Diese Viren tragen ihre genetische Information als DNA in sich und können diese daher ohne vorherige „Übersetzung“ in das Genom der Wirtszelle einbauen. Zu ihnen gehören die Herpesviren, das Humane Papillomavirus (HPV), das als auslösender Faktor bei Gebärmutterhals nachgewiesen wurde und das Epstein-Barr-Virus, das bei einigen Leukämieformen als Verursacher gilt.
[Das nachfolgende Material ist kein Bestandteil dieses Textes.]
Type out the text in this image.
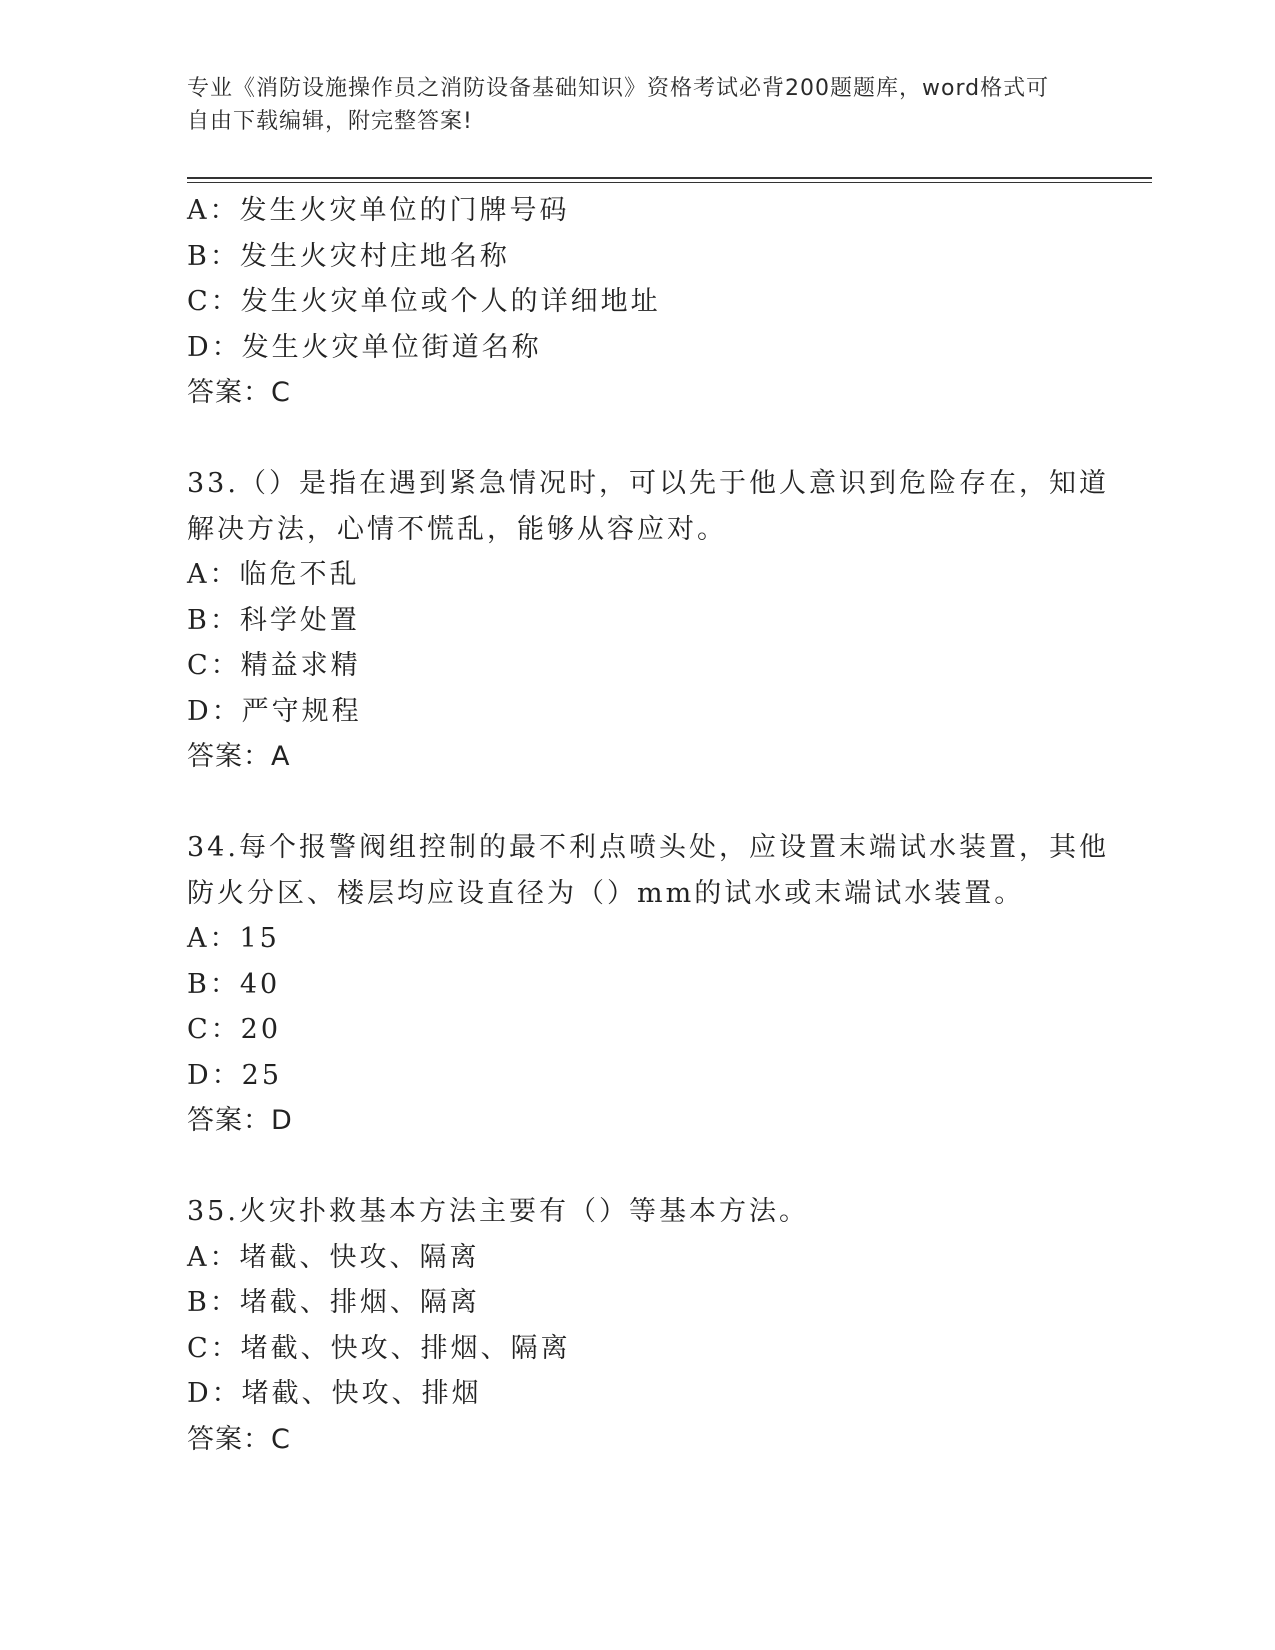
专业《消防设施操作员之消防设备基础知识》资格考试必背200题题库，word格式可自由下载编辑，附完整答案!
A：发生火灾单位的门牌号码
B：发生火灾村庄地名称
C：发生火灾单位或个人的详细地址
D：发生火灾单位街道名称
答案：C
33.（）是指在遇到紧急情况时，可以先于他人意识到危险存在，知道
解决方法，心情不慌乱，能够从容应对。
A：临危不乱
B：科学处置
C：精益求精
D：严守规程
答案：A
34.每个报警阀组控制的最不利点喷头处，应设置末端试水装置，其他
防火分区、楼层均应设直径为（）mm的试水或末端试水装置。
A：15
B：40
C：20
D：25
答案：D
35.火灾扑救基本方法主要有（）等基本方法。
A：堵截、快攻、隔离
B：堵截、排烟、隔离
C：堵截、快攻、排烟、隔离
D：堵截、快攻、排烟
答案：C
Transduktion/Transformation:

Die Umwandlung von normalen Zellen in Krebszellen. Die Fähigkeit von Viren, Zellen in einer Kultur zu transformieren, hat diesen Prozess entscheidend erhellt. Die transformierten Zellen besitzen typische Tumoreigenschaften wie unkontrolliertes Wachstum, eine verringerte Abhängigkeit von umgebendem Gewebe und eine verringerte Abhängigkeit von exogenen Wachstumsfaktoren. Einige transformierte Zellen können auch Tumoren bilden, wenn sie von einem Organismus auf den anderen übertragen werden.

Die Transformation einer Zelle durch ein Tumorvirus hat immer drei Kennzeichen: Sie ist ein „Einzeltreffer-Prozess“, das heißt ein Virus befällt eine Zelle und löst die Umwandlung aus. Außerdem bleibt ein Teil der viralen Erbinformation in der Zelle erhalten und letztlich wird die Transformation in Gang gehalten durch die Expression einer bestimmten Anzahl viraler Gene.

Onkogen:

Ein Gen, das bei der Umwandlung einer normalen Zelle in eine Krebszelle als Auslöser oder beitragender Faktor wirkt. Aktiviert und zum Tumorgen wird es entweder durch Punktmutationen, Umordnung seiner DNA-Bausteine oder Entfallen einzelner Bruchstücke, aber auch durch eine von Viren induzierte übermäßige, unkontrollierte Genexpression. Der Wortstamm „Onko„ stammt vom griechischen Wort für Masse, Klumpen.

Zelluläre Onkogene:

Ein Begriff, der benutzt wird, um entweder ein in Tumorzellen aktiviertes zelluläres Gen zu bezeichnen, oder aber auch ein normales Gen, das verändert werden kann und dann zu einem aktiven Onkogen wird.

Virales Onkogen:

Entweder eine in einem Retrovirus präsente Variante eines normalen zellulären Gens, das so verändert oder aktiviert wurde, dass es als Tumorauslöser wirkt, oder, bei DNA-Viren, ein virales Gen, das keine Entsprechung in der Zelle hat, aber bei Infektion krebsauslösend wirken kann.

Proto-Onkogen:

Ein normales Gen der Zelle, das durch äußere Einflüsse zu einem aktiven Onkogen werden kann und als Vorläufer der viralen und zellulären Onkogene gilt.

Tumorsuppressor-Gen:

Zelleigenes Gen, das die Umwandlung einer normalen Zelle in eine Krebszelle verhindert. Jüngste Studien deuten daraufhin, dass diese Gene möglicherweise bei der Krebsentstehung eine wichtigere Rolle spielen als die aktiven Onkogene.